St. John Arena isn’t just another campus building. It’s a cornerstone of the greatness that is Ohio State athletics. It housed our men’s basketball program’s lone national championship team. It carries so much more significance than the name “Building 076,” its identification number marked on campus maps, could ever give it.
I, along with thousands of other students before and after me, spent one of my first days on campus inside its hallowed walls at convocation freshman year. I watched my brother receive his OSU diploma there when I was younger. I took my dad there for last year’s Skull Session prior to the football game versus Purdue. It has long provided the backdrop when ESPN’s College GameDay comes to town.
Without a doubt, I am one of many who share cherished memories of the 57-year-old building; which is exactly why the news of its demolition is so hard to digest.
Last November, the university announced that a $10 million gift from businessman Sam Covelli would pave the way for a new 4,000-seat facility, named Covelli Arena, to replace St. John Arena. Covelli, the CEO of Covelli Enterprises in Warren, Ohio, is the largest franchisee of Panera Bread in the United States.
According to a release from OSU, the arena will be a meeting place for roughly 13,000 participants in Department of Athletics’ camps each year. It will also house seven varsity sports including volleyball, gymnastics, fencing and wrestling. Despite all these new additions, I will still miss the old building.

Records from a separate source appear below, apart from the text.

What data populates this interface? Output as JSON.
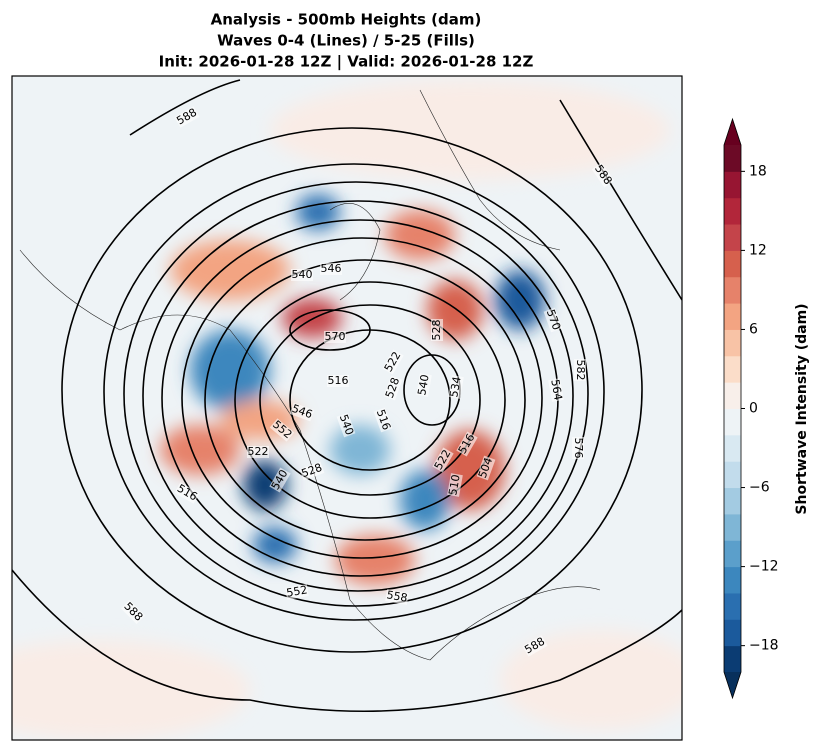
{
  "title": [
    "Analysis - 500mb Heights (dam)",
    "Waves 0-4 (Lines) / 5-25 (Fills)",
    "Init: 2026-01-28 12Z | Valid: 2026-01-28 12Z"
  ],
  "colorbar": {
    "label": "Shortwave Intensity (dam)",
    "lim": [
      -20,
      20
    ],
    "ticks": [
      {
        "value": -18,
        "label": "−18"
      },
      {
        "value": -12,
        "label": "−12"
      },
      {
        "value": -6,
        "label": "−6"
      },
      0,
      6,
      12,
      18
    ],
    "colors": [
      "#0b3c73",
      "#1b5a9c",
      "#2a6fb0",
      "#3c87be",
      "#5b9fcb",
      "#7fb6d6",
      "#a3cbe2",
      "#c2dcec",
      "#d9e9f2",
      "#eef3f6",
      "#f8efea",
      "#fbddc9",
      "#f8c3a6",
      "#f3a482",
      "#e6826a",
      "#d6604d",
      "#c4444a",
      "#b2263a",
      "#971532",
      "#6c0a26"
    ],
    "extend_colors": [
      "#08305c",
      "#67001f"
    ]
  },
  "contour_labels": [
    588,
    588,
    540,
    546,
    570,
    528,
    522,
    516,
    528,
    540,
    534,
    570,
    564,
    582,
    576,
    546,
    552,
    540,
    516,
    528,
    522,
    540,
    516,
    516,
    522,
    510,
    504,
    552,
    558,
    588,
    588
  ]
}
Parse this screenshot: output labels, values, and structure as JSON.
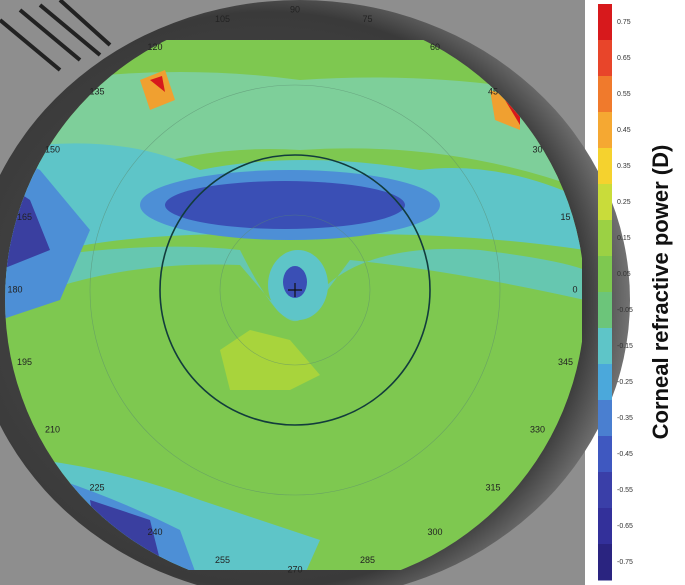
{
  "angle_labels": [
    "0",
    "15",
    "30",
    "45",
    "60",
    "75",
    "90",
    "105",
    "120",
    "135",
    "150",
    "165",
    "180",
    "195",
    "210",
    "225",
    "240",
    "255",
    "270",
    "285",
    "300",
    "315",
    "330",
    "345"
  ],
  "colorbar": {
    "label": "Corneal refractive power (D)",
    "ticks": [
      "0.75",
      "0.65",
      "0.55",
      "0.45",
      "0.35",
      "0.25",
      "0.15",
      "0.05",
      "-0.05",
      "-0.15",
      "-0.25",
      "-0.35",
      "-0.45",
      "-0.55",
      "-0.65",
      "-0.75"
    ]
  }
}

If they choose to, I am willing to put money on the thought that the athletic department could auction off every last wooden seat in the place prior to demolition.
This news of the impending destruction comes as no surprise, because nothing does anymore when it comes to our athletic department’s greed for money (see: Gator Bowl, 2012).
I understand that new facilities with vamped up amenities attract the nation’s best athletes. I’m totally fine with moving those sports that will call Covelli Arena home. But what I don’t understand is why St. John has to come to the ground.
The university could still use it for any number of pursuits, including a physical hall of fame, office space or rec sports. My guess is E. Gordon Gee, who was president at the time when the announcement was made and frequently pushed to make students live on campus for two years, saw no way to convert it into student housing and decided to tear it down.
It’ll be a sad day for this campus when the button is pushed to demolish St. John Arena in late 2014 or early 2015. I’m still recovering from watching Riverfront Stadium, home of my childhood Cincinnati Reds, implode one cold Sunday morning in December of 2002.
So make sure you take a step inside St. John Arena this year. Take pictures, watch a volleyball match, breathe in its historic building mustiness and above all, remember its importance to this great university.